Are you happy with the antivirus you are using? More than half of last year's attacks were fileless or used malware-free techniques, as hackers increasingly turned to credential theft to breach corporate networks.
Malware-free tactics accounted for 51% of attacks in 2019, up from 40% the previous year, although that number was driven by a sharp increase in North American attacks.
About 74% of the attacks in the region did not use malware, while these techniques accounted for 25% of the Indo-Pacific attacks, according to the Global Threat Report 2020 of CrowdStrike.
The assessment of the annual threat landscape report is based on the analysis of the data company collected from more than 3 trillion events per week in 176 countries, and consultations by its intelligence team, which monitors national hackers, hacktivists and many others.
The growing popularity of attacks without malware shows us the need not to rely solely on anti-virus tools.
Malware-free attacks are those that do not require any files on the victim's disk. They could be attacks where malicious code runs from memory, boot, or credential theft attacks that simply require you to click a link. Malware-free attacks usually require different detection techniques to detect and prevent them, which makes today's antivirus completely inadequate.

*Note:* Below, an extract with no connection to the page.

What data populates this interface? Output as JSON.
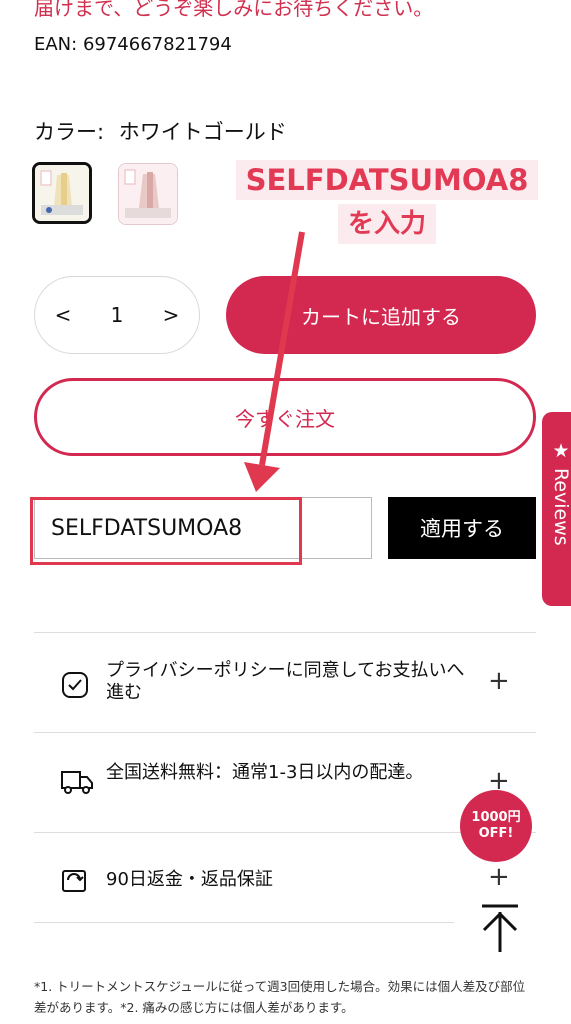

New methods also require new practices, as it is impossible to reach a new point using the same familiar path.
These attacks have come to remind us that there is always another way. New roads lead to new discoveries and of course the one who takes the risk wins first, if things go well. This applies to both sides (hackers-antivirus)
Future protections, then, should study the behavior of each of us who uses computer systems. Once they learn how the owner works they will be able to block behaviors that do not seem familiar, or at least ask the owner: is this happening, is it you?
This may sound like a science fiction script, but it's not that far off if you look at the growth in artificial intelligence and machine learning. It's impossible to fight smart threats with stupid antivirus designed just to compare virus samples.
Here is the good and bad news:
The emergence of cloud-based antiviruses is very encouraging (in cloud). At present their technology is simple, as it continues to compare virus samples. But over the years, the computing power of the cloud will help artificial intelligence and machine learning systems run on every user's PC.
Only that the hackers once again have the lead.